Reflecting on their victory, Juan explains: “It meant a lot, because if we’re being honest, opening a restaurant out here can feel a bit mad at times. You’re far from the big cities and the obvious ‘busy’ areas, so you really do have moments where you wonder if people will actually make the trip. The award felt like recognition not only of our food and service, but of everything around it – the journey guests take to get here, the setting, the atmosphere, and the people who make Kapokbos what it is.” 

For Juan, highlighting destination restaurants serves a broader purpose: “South Africa’s best food stories live in the regions too. Destination restaurants push people to travel, explore and spend time in places they might not otherwise visit – and that has a real knock-on effect for local economies. They also spotlight the producers, farmers and small suppliers who make regional cooking possible.” 

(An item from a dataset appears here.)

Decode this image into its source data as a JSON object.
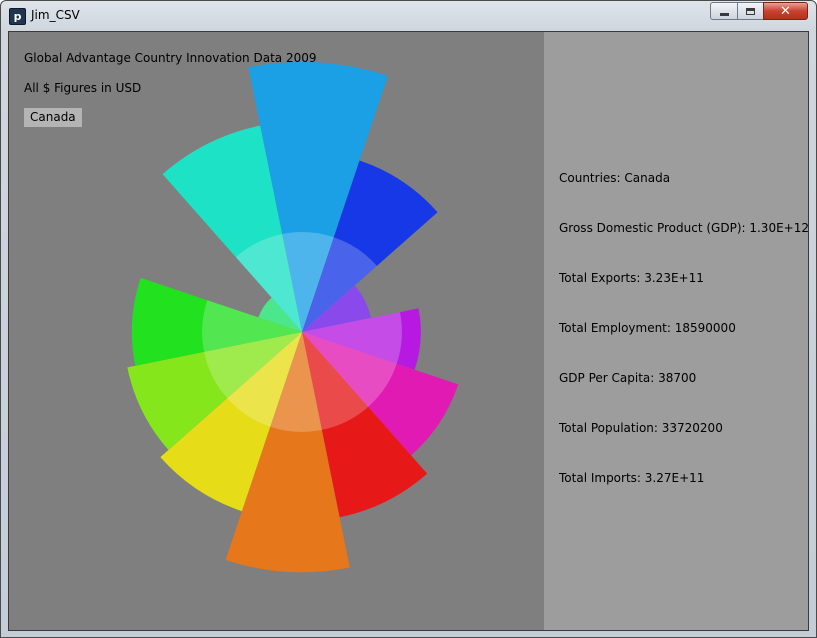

His advice for aspiring destination restaurateurs is pragmatic yet encouraging: “You need nerves of steel – and you have to stick to your guns. Outside of the city, you can’t rely on foot traffic, so the experience has to be worth the drive every single time: great food, warm service, and a sense of place people can feel the moment they arrive. People will forgive a lot, but they won’t forgive inconsistency – especially if they’ve driven to get to you.” 

Looking forward
By honouring these establishments, the Eat Out Best Destination Award acknowledges the diverse voices reshaping South Africa’s dining narrative, proving that exceptional experiences can emerge anywhere passion, skill and vision converge. 

As Juan concludes: “When guests choose to make a trip just to come to you, it feels personal. That kind of support means a lot – and it keeps you hungry to keep improving.”